Suddenly I was thinking of my grandmother. Often as young children my brother and I would go and stay for the weekend with her. The sewing machine would come out and at the end of a day with fabric trimmings, threads across the carpet and not-so-carefully-placed-pins we would have a new dressing gown, a summer dress or teddy bear. She continued to make her own clothes into her eighties, often working without a pattern to guide her, or modifying her own designs.
She was also a creative cook – bringing a taste of olive oil back from her war days in Italy to an England where you could only buy olive oil from the chemist. She wrote plays, she acted, she painted. There was always something going on. I will have a rummage and add a photograph later…
I wonder how much of this creative stuff is inherited?
Did I inherit a creative gene, or was it just nurtured by seeing that it was possible?
I’m tempted to think that it’s my daughter who has inherited it from me – she’s the one with the sketchbooks, glue sticks, endless art supplies and air drying clay rather too close to my clean sewing…. But today, once I forced them to turn off the screens, it was my son who invented the T-shirt folding machine (or possibly stole it from YouTube – no matter – he made it – and used it!) We were talking at dinner about how, when he was younger, he would take things apart to figure out how they worked.
There is a moment when you make something when it suddenly takes shape.
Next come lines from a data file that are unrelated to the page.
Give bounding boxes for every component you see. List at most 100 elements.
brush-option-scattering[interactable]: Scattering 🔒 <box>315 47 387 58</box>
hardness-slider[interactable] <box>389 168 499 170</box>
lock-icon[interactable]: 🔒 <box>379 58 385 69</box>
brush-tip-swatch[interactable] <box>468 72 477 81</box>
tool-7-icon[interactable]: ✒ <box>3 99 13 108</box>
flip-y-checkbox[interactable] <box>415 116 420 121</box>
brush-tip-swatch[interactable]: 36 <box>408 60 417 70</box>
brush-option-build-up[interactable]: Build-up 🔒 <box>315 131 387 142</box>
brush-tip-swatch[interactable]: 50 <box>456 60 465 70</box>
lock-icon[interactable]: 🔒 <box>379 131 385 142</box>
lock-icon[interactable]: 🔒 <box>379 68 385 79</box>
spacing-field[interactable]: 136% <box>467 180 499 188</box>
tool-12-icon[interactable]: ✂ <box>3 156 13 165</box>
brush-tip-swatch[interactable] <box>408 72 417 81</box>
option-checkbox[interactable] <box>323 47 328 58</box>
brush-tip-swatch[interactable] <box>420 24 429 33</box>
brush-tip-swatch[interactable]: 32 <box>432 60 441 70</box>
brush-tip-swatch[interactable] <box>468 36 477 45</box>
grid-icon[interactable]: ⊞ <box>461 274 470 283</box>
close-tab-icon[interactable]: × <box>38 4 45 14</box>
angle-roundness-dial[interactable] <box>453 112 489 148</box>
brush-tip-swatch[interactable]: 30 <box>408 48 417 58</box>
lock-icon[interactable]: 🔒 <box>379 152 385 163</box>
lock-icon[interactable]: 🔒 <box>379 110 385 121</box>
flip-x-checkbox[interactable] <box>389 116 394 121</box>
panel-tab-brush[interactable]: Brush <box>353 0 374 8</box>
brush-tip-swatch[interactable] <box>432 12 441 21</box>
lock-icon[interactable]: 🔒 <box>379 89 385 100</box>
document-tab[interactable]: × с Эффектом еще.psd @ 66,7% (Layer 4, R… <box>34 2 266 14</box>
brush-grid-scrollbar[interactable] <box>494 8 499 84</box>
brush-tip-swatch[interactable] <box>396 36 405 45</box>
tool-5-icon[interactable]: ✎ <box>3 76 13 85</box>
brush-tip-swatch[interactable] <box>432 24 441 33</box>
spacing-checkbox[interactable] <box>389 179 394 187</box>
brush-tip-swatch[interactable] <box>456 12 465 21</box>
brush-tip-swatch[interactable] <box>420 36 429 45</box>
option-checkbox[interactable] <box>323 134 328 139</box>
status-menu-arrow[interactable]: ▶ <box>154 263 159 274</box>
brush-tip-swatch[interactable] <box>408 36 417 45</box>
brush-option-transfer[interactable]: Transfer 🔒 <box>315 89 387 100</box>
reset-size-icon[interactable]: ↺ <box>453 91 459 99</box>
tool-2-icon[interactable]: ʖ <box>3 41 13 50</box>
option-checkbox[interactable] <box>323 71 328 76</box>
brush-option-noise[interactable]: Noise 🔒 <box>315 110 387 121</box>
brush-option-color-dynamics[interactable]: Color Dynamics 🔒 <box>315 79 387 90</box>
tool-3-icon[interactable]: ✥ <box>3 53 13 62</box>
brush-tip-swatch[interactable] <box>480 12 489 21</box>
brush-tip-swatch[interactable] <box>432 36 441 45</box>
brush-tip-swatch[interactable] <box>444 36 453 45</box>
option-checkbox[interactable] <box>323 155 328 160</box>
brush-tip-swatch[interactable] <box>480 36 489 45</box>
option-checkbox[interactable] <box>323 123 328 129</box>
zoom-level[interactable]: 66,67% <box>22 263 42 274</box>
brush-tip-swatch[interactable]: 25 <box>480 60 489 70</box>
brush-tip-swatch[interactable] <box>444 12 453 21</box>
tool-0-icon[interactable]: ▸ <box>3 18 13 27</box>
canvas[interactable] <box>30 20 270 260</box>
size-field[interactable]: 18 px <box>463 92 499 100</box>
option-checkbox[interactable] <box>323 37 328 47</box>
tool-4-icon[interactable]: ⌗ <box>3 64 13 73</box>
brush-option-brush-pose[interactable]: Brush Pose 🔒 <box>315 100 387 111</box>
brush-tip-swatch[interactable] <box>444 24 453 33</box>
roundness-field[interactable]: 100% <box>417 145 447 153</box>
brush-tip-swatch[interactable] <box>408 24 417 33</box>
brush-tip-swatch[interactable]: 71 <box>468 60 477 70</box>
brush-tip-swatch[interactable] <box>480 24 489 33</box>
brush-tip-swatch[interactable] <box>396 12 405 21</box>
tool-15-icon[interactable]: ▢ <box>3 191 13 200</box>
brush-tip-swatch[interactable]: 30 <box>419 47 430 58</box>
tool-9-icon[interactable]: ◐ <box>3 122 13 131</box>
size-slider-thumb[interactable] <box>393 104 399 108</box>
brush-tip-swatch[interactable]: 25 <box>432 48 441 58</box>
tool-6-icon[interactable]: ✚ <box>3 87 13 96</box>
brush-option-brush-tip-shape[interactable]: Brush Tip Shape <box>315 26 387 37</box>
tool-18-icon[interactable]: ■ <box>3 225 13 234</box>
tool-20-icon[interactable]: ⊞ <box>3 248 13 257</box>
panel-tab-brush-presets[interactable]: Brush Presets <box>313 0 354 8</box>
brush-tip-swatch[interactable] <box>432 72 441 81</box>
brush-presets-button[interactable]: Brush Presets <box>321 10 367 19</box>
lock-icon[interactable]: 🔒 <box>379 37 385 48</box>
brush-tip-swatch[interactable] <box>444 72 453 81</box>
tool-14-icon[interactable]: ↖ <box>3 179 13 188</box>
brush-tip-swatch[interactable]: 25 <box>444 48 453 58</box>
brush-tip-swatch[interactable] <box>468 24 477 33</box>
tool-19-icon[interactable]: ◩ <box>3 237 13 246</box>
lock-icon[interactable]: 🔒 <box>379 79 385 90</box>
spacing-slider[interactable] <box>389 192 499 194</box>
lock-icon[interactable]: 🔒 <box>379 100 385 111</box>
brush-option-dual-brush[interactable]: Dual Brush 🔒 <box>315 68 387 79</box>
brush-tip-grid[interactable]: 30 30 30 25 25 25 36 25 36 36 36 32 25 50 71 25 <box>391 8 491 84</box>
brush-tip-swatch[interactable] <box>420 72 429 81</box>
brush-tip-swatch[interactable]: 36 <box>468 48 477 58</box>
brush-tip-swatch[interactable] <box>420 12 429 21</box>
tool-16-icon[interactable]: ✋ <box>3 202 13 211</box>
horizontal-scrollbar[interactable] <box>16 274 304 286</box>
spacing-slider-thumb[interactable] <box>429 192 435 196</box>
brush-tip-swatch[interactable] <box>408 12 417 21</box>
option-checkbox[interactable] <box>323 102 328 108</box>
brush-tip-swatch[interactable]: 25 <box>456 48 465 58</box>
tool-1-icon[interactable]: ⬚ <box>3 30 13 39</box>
With clothes it’s often turning out the first seam and you see the strange flat shapes of fabric transformed into three dimensions. Today it was sliding the base rails into the bottom pocket and suddenly there was weight and a finished edge. An addictive satisfaction from making things.
You don’t get either of those things with children – you can’t take them apart to figure out how they work, and I’m not sure there is a moment when suddenly you can see it all take shape. When they squabble I’m not very good at visualising the end result! Thankfully my non-creative husband has more faith that there are some good bits that will stick…
Today’s diversions have also included realizing the new card version of Monopoly is much more entertaining, and quicker, than the traditional board game and a few rounds of lying down balloon volleyball. A fairly regular fill-the-time wet holiday day but I wonder what they will remember in years to come, and what things they will pass on.